Et Eliza Soriano a couvert Eurydice lors de la soirée d'ouverture, la jouant comme une fusée de poche pop-punk si appauvrie, si opprimée par le monde, qu'elle choisit son sort. Cela dit, les destinations elles-mêmes (Sarah Murr, Jennifer Trijo, Imani Williams) sont un trio vocalement irrésistible, de telles décisions ne sont jamais justes.

Cette production de Hakestown fournit le score avec un attrait propulsif et une assurance.Crédit: Penny Stephens

Un complément complet de musiciens sur scène excite complètement les procédures et joue à la plus grande force du spectacle. Les solos en vedette de Griffin Youngs sur le trombone de jazz sont un moment fort inattendu.

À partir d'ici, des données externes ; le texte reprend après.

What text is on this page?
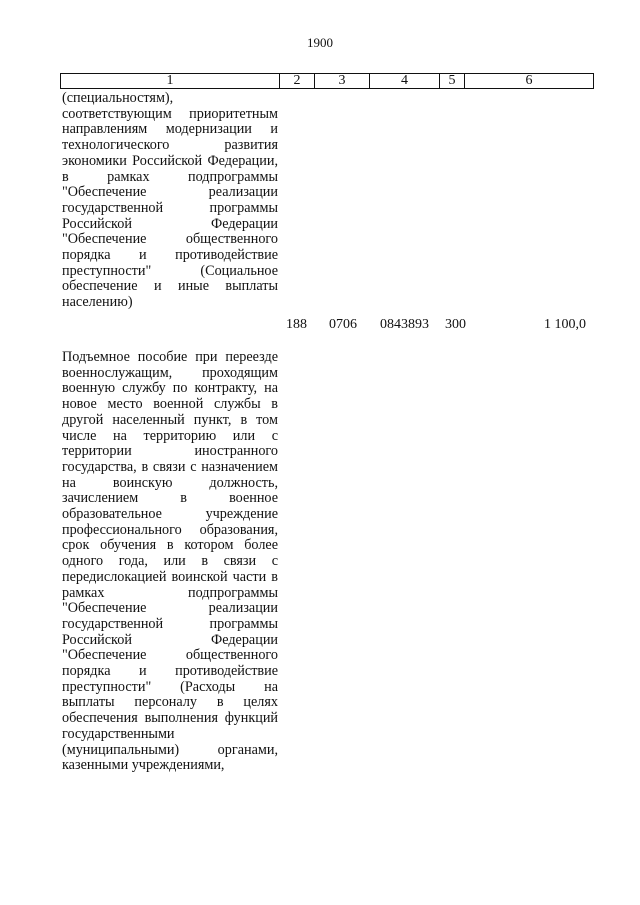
1900
1	2	3	4	5	6

(специальностям), соответствующим приоритетным направлениям модернизации и технологического развития экономики Российской Федерации, в рамках подпрограммы "Обеспечение реализации государственной программы Российской Федерации "Обеспечение общественного порядка и противодействие преступности" (Социальное обеспечение и иные выплаты населению)

188 0706 0843893 300	1 100,0

Подъемное пособие при переезде военнослужащим, проходящим военную службу по контракту, на новое место военной службы в другой населенный пункт, в том числе на территорию или с территории иностранного государства, в связи с назначением на воинскую должность, зачислением в военное образовательное учреждение профессионального образования, срок обучения в котором более одного года, или в связи с передислокацией воинской части в рамках подпрограммы "Обеспечение реализации государственной программы Российской Федерации "Обеспечение общественного порядка и противодействие преступности" (Расходы на выплаты персоналу в целях обеспечения выполнения функций государственными (муниципальными) органами, казенными учреждениями,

Certains des éléments de production visuelle et la construction du monde sont moins convaincants et inspirés, bien que la marche condamnée des enfers s'avère atmosphérique, rendue par la conception d'éclairage ombral et les effets de brume.

Les ombres de la politique américaine contemporaine ne fusionnent pas ou ne s'intègrent pas facilement dans la logique émotionnelle du mythe. Hadès construit un mur Trumpian, par exemple, pour garder les pauvres hors de son royaume, qui sait pourquoi. Toujours, Hadestown n'a pas à avoir de sens à tous les niveaux. Peu de comédies musicales le font, et le balayage et la surtension de la partition de la série nous mènent en enfer et à retour avec conviction et charme.